NBS also raises questions about how and when to intervene, particularly among infants with more than three SMN2 copies, for whom disease severity becomes more uncertain and who may not present symptoms until adulthood.

If a newborn screen for SMA comes back positive, families may also want to test older siblings. But if no symptoms are present, this is only recommended once siblings are old enough to exercise their own choice.

“A further issue is that older siblings may not be able to access the same treatment, as there are specific [reimbursement] restrictions for each therapy based on age and symptoms,” the researchers wrote.

“This scenario will require careful pre-test counselling and neurological assessment in partnership with pediatric multidisciplinary neuromuscular clinics and families,” they added.
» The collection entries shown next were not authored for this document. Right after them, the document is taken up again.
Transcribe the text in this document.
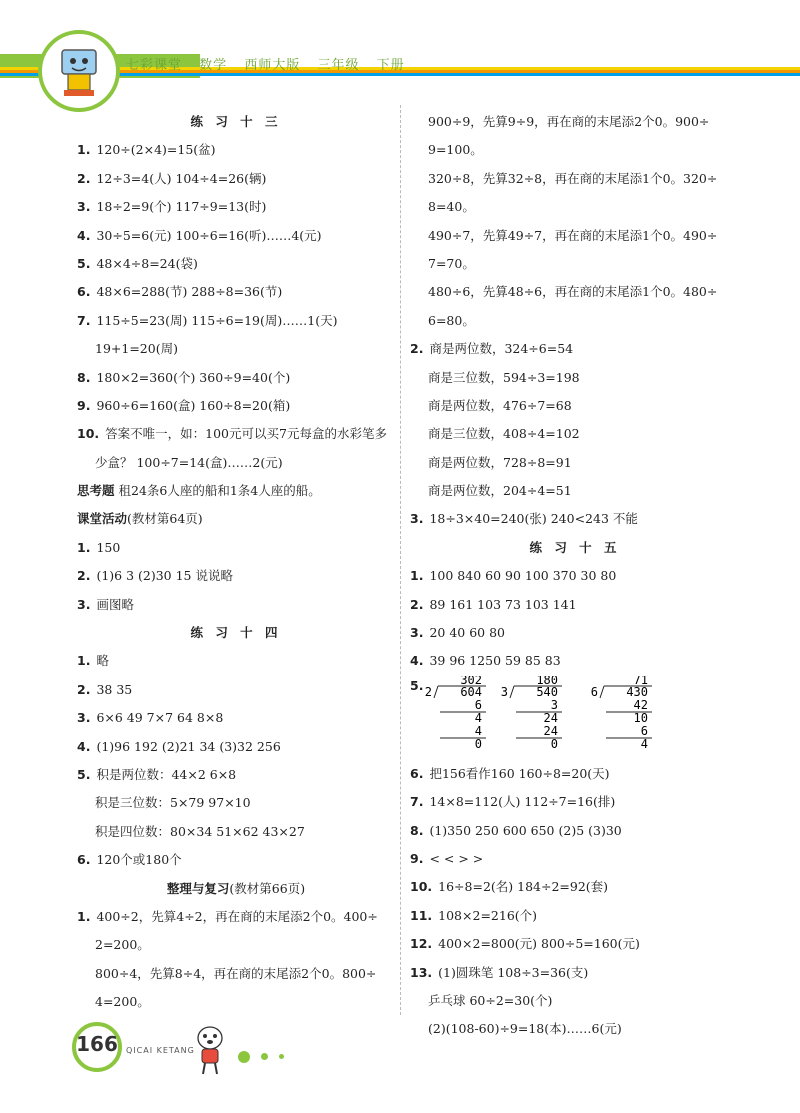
七彩课堂 数学 西师大版 三年级 下册
练 习 十 三
1. 120÷(2×4)=15(盆)
2. 12÷3=4(人) 104÷4=26(辆)
3. 18÷2=9(个) 117÷9=13(时)
4. 30÷5=6(元) 100÷6=16(听)……4(元)
5. 48×4÷8=24(袋)
6. 48×6=288(节) 288÷8=36(节)
7. 115÷5=23(周) 115÷6=19(周)……1(天)
19+1=20(周)
8. 180×2=360(个) 360÷9=40(个)
9. 960÷6=160(盒) 160÷8=20(箱)
10. 答案不唯一，如：100元可以买7元每盒的水彩笔多
少盒？ 100÷7=14(盒)……2(元)
思考题 租24条6人座的船和1条4人座的船。
课堂活动(教材第64页)
1. 150
2. (1)6 3 (2)30 15 说说略
3. 画图略
练 习 十 四
1. 略
2. 38 35
3. 6×6 49 7×7 64 8×8
4. (1)96 192 (2)21 34 (3)32 256
5. 积是两位数：44×2 6×8
积是三位数：5×79 97×10
积是四位数：80×34 51×62 43×27
6. 120个或180个
整理与复习(教材第66页)
1. 400÷2，先算4÷2，再在商的末尾添2个0。400÷
2=200。
800÷4，先算8÷4，再在商的末尾添2个0。800÷
4=200。
900÷9，先算9÷9，再在商的末尾添2个0。900÷
9=100。
320÷8，先算32÷8，再在商的末尾添1个0。320÷
8=40。
490÷7，先算49÷7，再在商的末尾添1个0。490÷
7=70。
480÷6，先算48÷6，再在商的末尾添1个0。480÷
6=80。
2. 商是两位数，324÷6=54
商是三位数，594÷3=198
商是两位数，476÷7=68
商是三位数，408÷4=102
商是两位数，728÷8=91
商是两位数，204÷4=51
3. 18÷3×40=240(张) 240<243 不能
练 习 十 五
1. 100 840 60 90 100 370 30 80
2. 89 161 103 73 103 141
3. 20 40 60 80
4. 39 96 1250 59 85 83
5.	302
2 604
6
4
4
0
180
3 540
3
24
24
0
71
6 430
42
10
6
4
6. 把156看作160 160÷8=20(天)
7. 14×8=112(人) 112÷7=16(排)
8. (1)350 250 600 650 (2)5 (3)30
9. < < > >
10. 16÷8=2(名) 184÷2=92(套)
11. 108×2=216(个)
12. 400×2=800(元) 800÷5=160(元)
13. (1)圆珠笔 108÷3=36(支)
乒乓球 60÷2=30(个)
(2)(108-60)÷9=18(本)……6(元)
166 QICAI KETANG
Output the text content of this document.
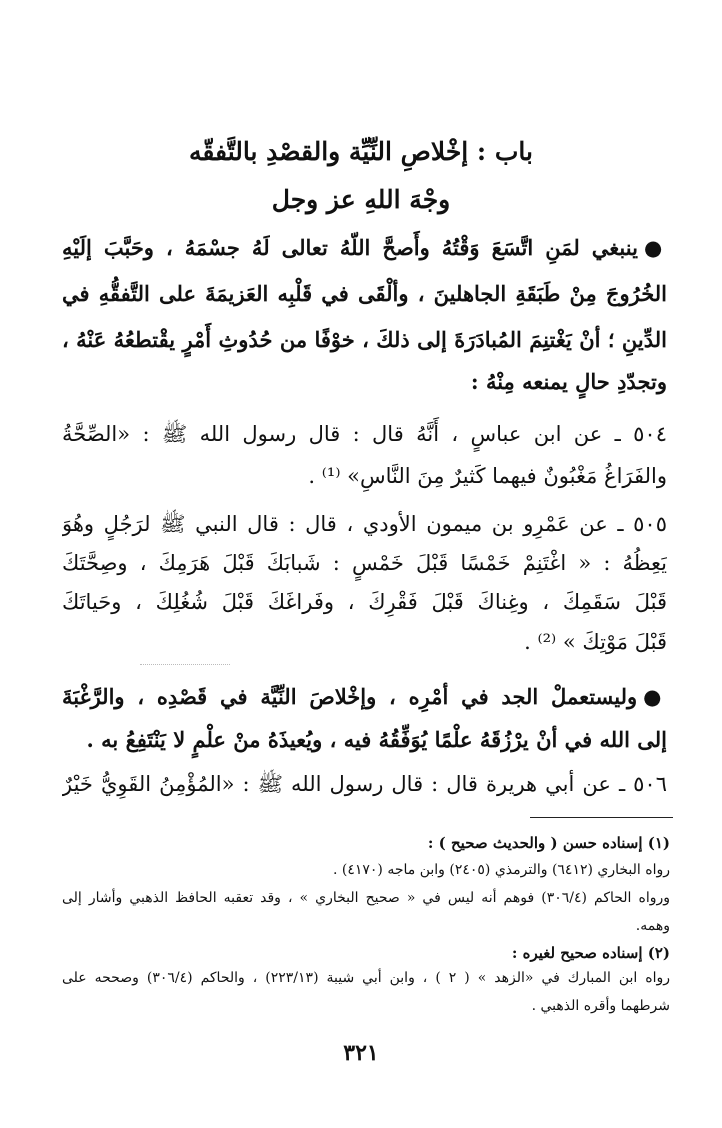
باب : إخْلاصِ النِّيِّة والقصْدِ بالتَّفقّه
وجْهَ اللهِ عز وجل
●ينبغي لمَنِ اتَّسَعَ وَقْتُهُ وأَصحَّ اللّهُ تعالى لَهُ جسْمَهُ ، وحَبَّبَ إلَيْهِ
الخُرُوجَ مِنْ طَبَقَةِ الجاهلينَ ، وألْقَى في قَلْبِه العَزيمَةَ على التَّفقُّهِ في
الدِّينِ ؛ أنْ يَغْتنِمَ المُبادَرَةَ إلى ذلكَ ، خوْفًا من حُدُوثِ أَمْرٍ يقْتطعُهُ عَنْهُ ،
وتجدّدِ حالٍ يمنعه مِنْهُ :
٥٠٤ ـ عن ابن عباسٍ ، أَنَّهُ قال : قال رسول الله ﷺ : «الصِّحَّةُ
والفَرَاغُ مَغْبُونٌ فيهما كَثيرٌ مِنَ النَّاسِ» ⁽¹⁾ .
٥٠٥ ـ عن عَمْرِو بن ميمون الأودي ، قال : قال النبي ﷺ لرَجُلٍ وهُوَ
يَعِظُهُ : « اغْتَنِمْ خَمْسًا قَبْلَ خَمْسٍ : شَبابَكَ قَبْلَ هَرَمِكَ ، وصِحَّتَكَ
قَبْلَ سَقَمِكَ ، وغِناكَ قَبْلَ فَقْرِكَ ، وفَراغَكَ قَبْلَ شُغُلِكَ ، وحَياتَكَ
قَبْلَ مَوْتِكَ » ⁽²⁾ .
●وليستعملْ الجد في أمْرِه ، وإخْلاصَ النِّيَّة في قَصْدِه ، والرَّغْبَةَ
إلى الله في أنْ يرْزُقَهُ علْمًا يُوَفِّقُهُ فيه ، ويُعيذَهُ منْ علْمٍ لا يَنْتَفِعُ به .
٥٠٦ ـ عن أبي هريرة قال : قال رسول الله ﷺ : «المُؤْمِنُ القَوِيُّ خَيْرٌ
(١) إسناده حسن ( والحديث صحيح ) :
رواه البخاري (٦٤١٢) والترمذي (٢٤٠٥) وابن ماجه (٤١٧٠) .
ورواه الحاكم (٣٠٦/٤) فوهم أنه ليس في « صحيح البخاري » ، وقد تعقبه الحافظ الذهبي وأشار إلى
وهمه.
(٢) إسناده صحيح لغيره :
رواه ابن المبارك في «الزهد » ( ٢ ) ، وابن أبي شيبة (٢٢٣/١٣) ، والحاكم (٣٠٦/٤) وصححه على
شرطهما وأقره الذهبي .
٣٢١
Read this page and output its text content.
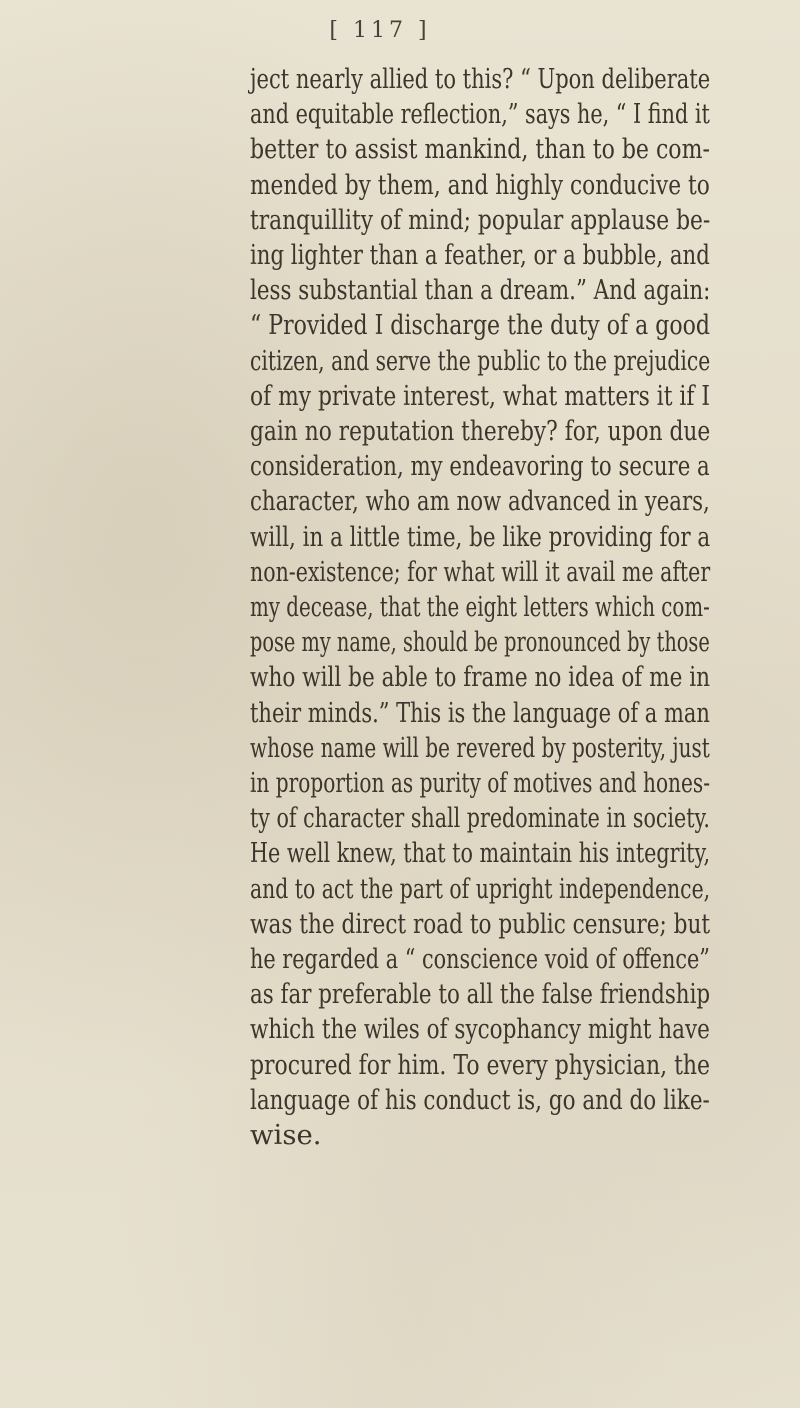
[ 117 ]
ject nearly allied to this? “ Upon deliberate
and equitable reflection,” says he, “ I find it
better to assist mankind, than to be com-
mended by them, and highly conducive to
tranquillity of mind; popular applause be-
ing lighter than a feather, or a bubble, and
less substantial than a dream.” And again:
“ Provided I discharge the duty of a good
citizen, and serve the public to the prejudice
of my private interest, what matters it if I
gain no reputation thereby? for, upon due
consideration, my endeavoring to secure a
character, who am now advanced in years,
will, in a little time, be like providing for a
non-existence; for what will it avail me after
my decease, that the eight letters which com-
pose my name, should be pronounced by those
who will be able to frame no idea of me in
their minds.” This is the language of a man
whose name will be revered by posterity, just
in proportion as purity of motives and hones-
ty of character shall predominate in society.
He well knew, that to maintain his integrity,
and to act the part of upright independence,
was the direct road to public censure; but
he regarded a “ conscience void of offence”
as far preferable to all the false friendship
which the wiles of sycophancy might have
procured for him. To every physician, the
language of his conduct is, go and do like-
wise.
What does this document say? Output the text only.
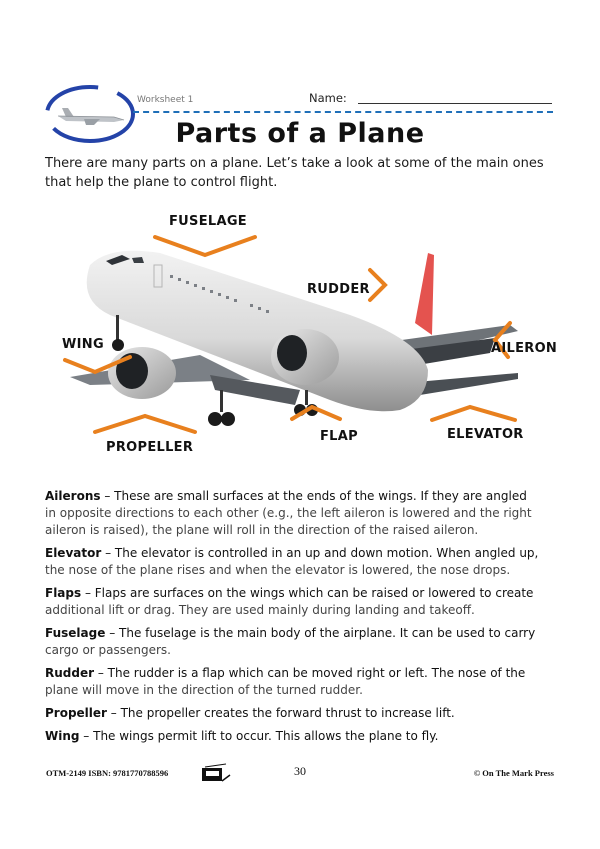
Worksheet 1	Name:
Parts of a Plane
There are many parts on a plane. Let’s take a look at some of the main ones that help the plane to control flight.
FUSELAGE
RUDDER
WING	AILERON
PROPELLER
FLAP	ELEVATOR

Ailerons – These are small surfaces at the ends of the wings. If they are angled
in opposite directions to each other (e.g., the left aileron is lowered and the right aileron is raised), the plane will roll in the direction of the raised aileron.

Elevator – The elevator is controlled in an up and down motion. When angled up,
the nose of the plane rises and when the elevator is lowered, the nose drops.

Flaps – Flaps are surfaces on the wings which can be raised or lowered to create
additional lift or drag. They are used mainly during landing and takeoff.

Fuselage – The fuselage is the main body of the airplane. It can be used to carry
cargo or passengers.

Rudder – The rudder is a flap which can be moved right or left. The nose of the
plane will move in the direction of the turned rudder.

Propeller – The propeller creates the forward thrust to increase lift.

Wing – The wings permit lift to occur. This allows the plane to fly.

OTM-2149 ISBN: 9781770788596	30	© On The Mark Press
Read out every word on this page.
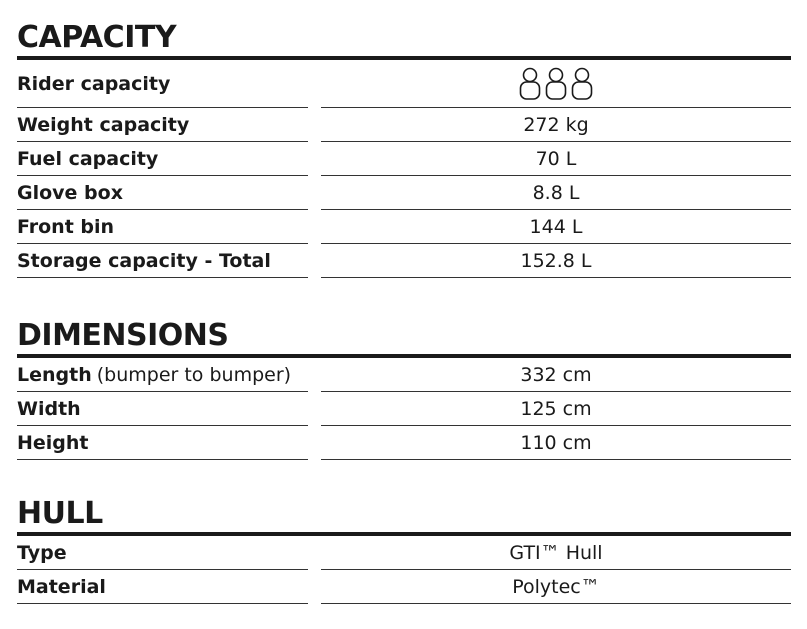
CAPACITY
Rider capacity
Weight capacity	272 kg
Fuel capacity	70 L
Glove box	8.8 L
Front bin	144 L
Storage capacity - Total	152.8 L
DIMENSIONS
Length (bumper to bumper)	332 cm
Width	125 cm
Height	110 cm
HULL
Type	GTI™ Hull
Material	Polytec™
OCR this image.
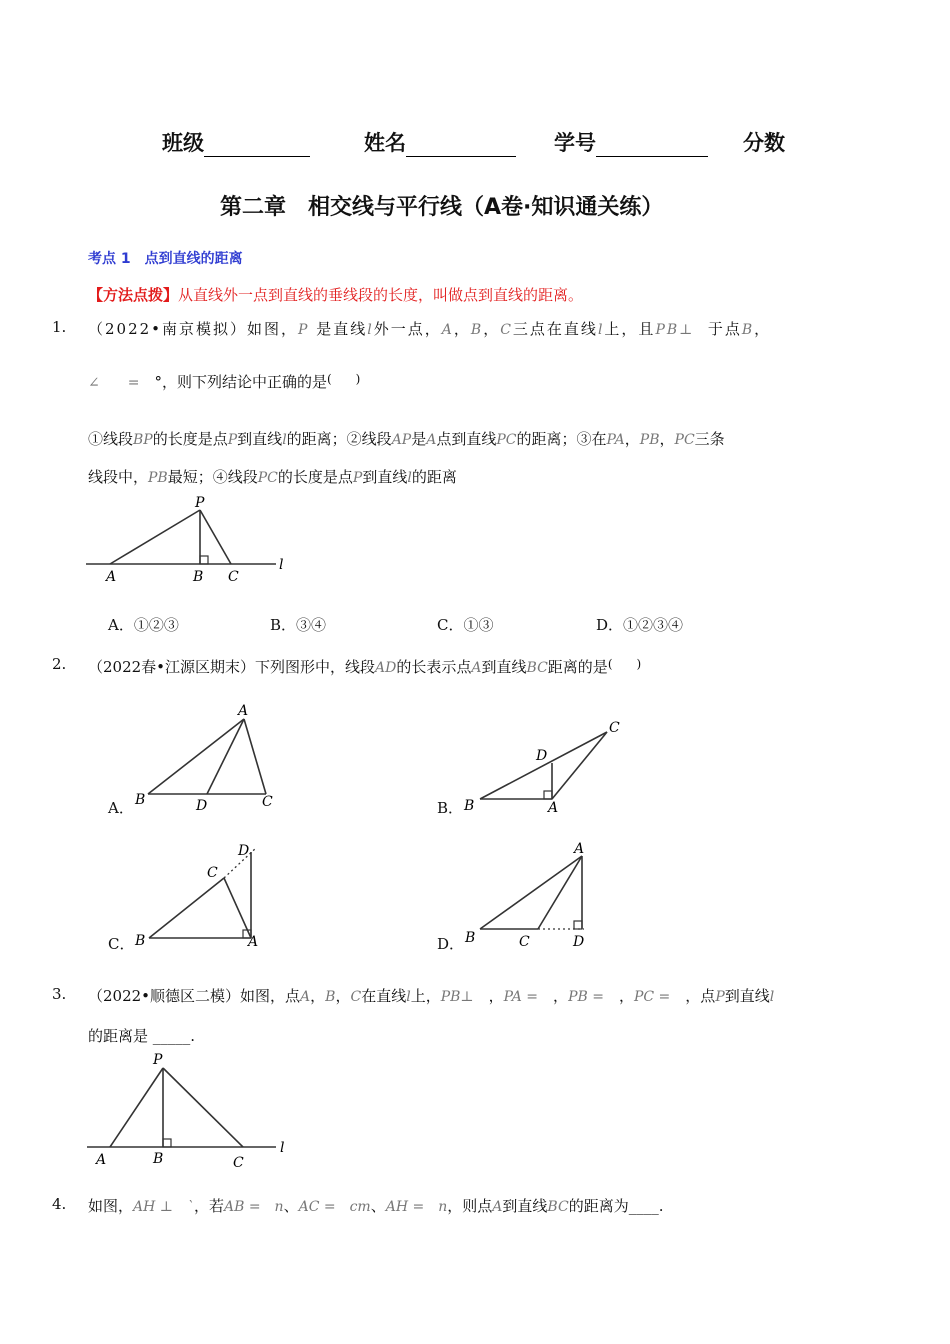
班级	姓名	学号	分数
第二章　相交线与平行线（A卷·知识通关练）
考点 1　点到直线的距离
【方法点拨】从直线外一点到直线的垂线段的长度，叫做点到直线的距离。
1. （2022•南京模拟）如图，P 是直线l外一点，A，B，C三点在直线l上，且PB⊥ 于点B，
∠　　=　 °，则下列结论中正确的是(　　)
①线段BP的长度是点P到直线l的距离；②线段AP是A点到直线PC的距离；③在PA，PB，PC三条
线段中，PB最短；④线段PC的长度是点P到直线l的距离
P
A	B C
l
A．①②③	B．③④	C．①③	D．①②③④
2. （2022春•江源区期末）下列图形中，线段AD的长表示点A到直线BC距离的是(　　)
A．
A
B	D	C	B．
C
D
B	A
C．
D
C
B	A	D．
A
B	C	D
3. （2022•顺德区二模）如图，点A，B，C在直线l上，PB⊥　，PA =　，PB =　，PC =　 ，点P到直线l
的距离是 _____.
P
A	B	C
l
4. 如图，AH ⊥　`，若AB =　n、AC =　cm、AH =　n，则点A到直线BC的距离为____.
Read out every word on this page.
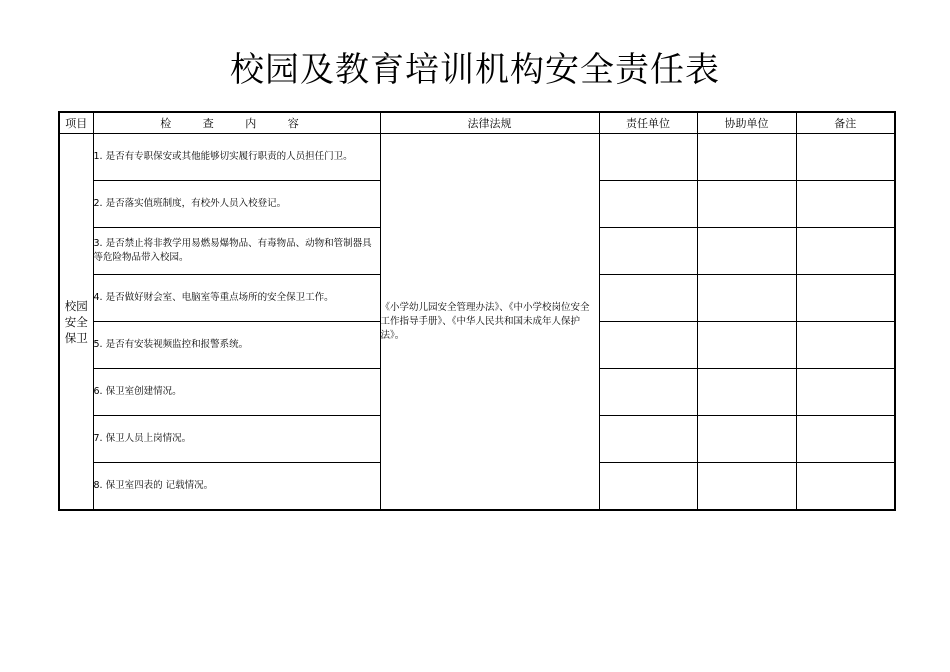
校园及教育培训机构安全责任表
项目	检 查 内 容	法律法规	责任单位	协助单位	备注
校园安全保卫	1. 是否有专职保安或其他能够切实履行职责的人员担任门卫。	《小学幼儿园安全管理办法》、《中小学校岗位安全工作指导手册》、《中华人民共和国未成年人保护法》。			
	2. 是否落实值班制度，有校外人员入校登记。				
	3. 是否禁止将非教学用易燃易爆物品、有毒物品、动物和管制器具等危险物品带入校园。				
	4. 是否做好财会室、电脑室等重点场所的安全保卫工作。				
	5. 是否有安装视频监控和报警系统。				
	6. 保卫室创建情况。				
	7. 保卫人员上岗情况。				
	8. 保卫室四表的 记载情况。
Given that currently available SMA therapies are not a cure and cannot reverse already established motor neuron loss, “it is important to manage parental optimism and hope, and ensure that benefits are not overestimated while possible harms are underplayed,” the researchers wrote. Associated treatment burden and costs should also be part of these discussions.

These ethical considerations emphasized that “to work effectively with [parents and patients] pre- and post-testing, general practices should ensure they have resources to access relevant information regarding the various screening and treatment options in SMA,” the team wrote.

In addition, “care should be supported by referral or consultation with expert specialists in ‘grey’ or difficult cases,” and “patient-centered care that responds to each family’s preferences and their specific context is crucial” to help both parents and physicians “navigate these issues,” they concluded.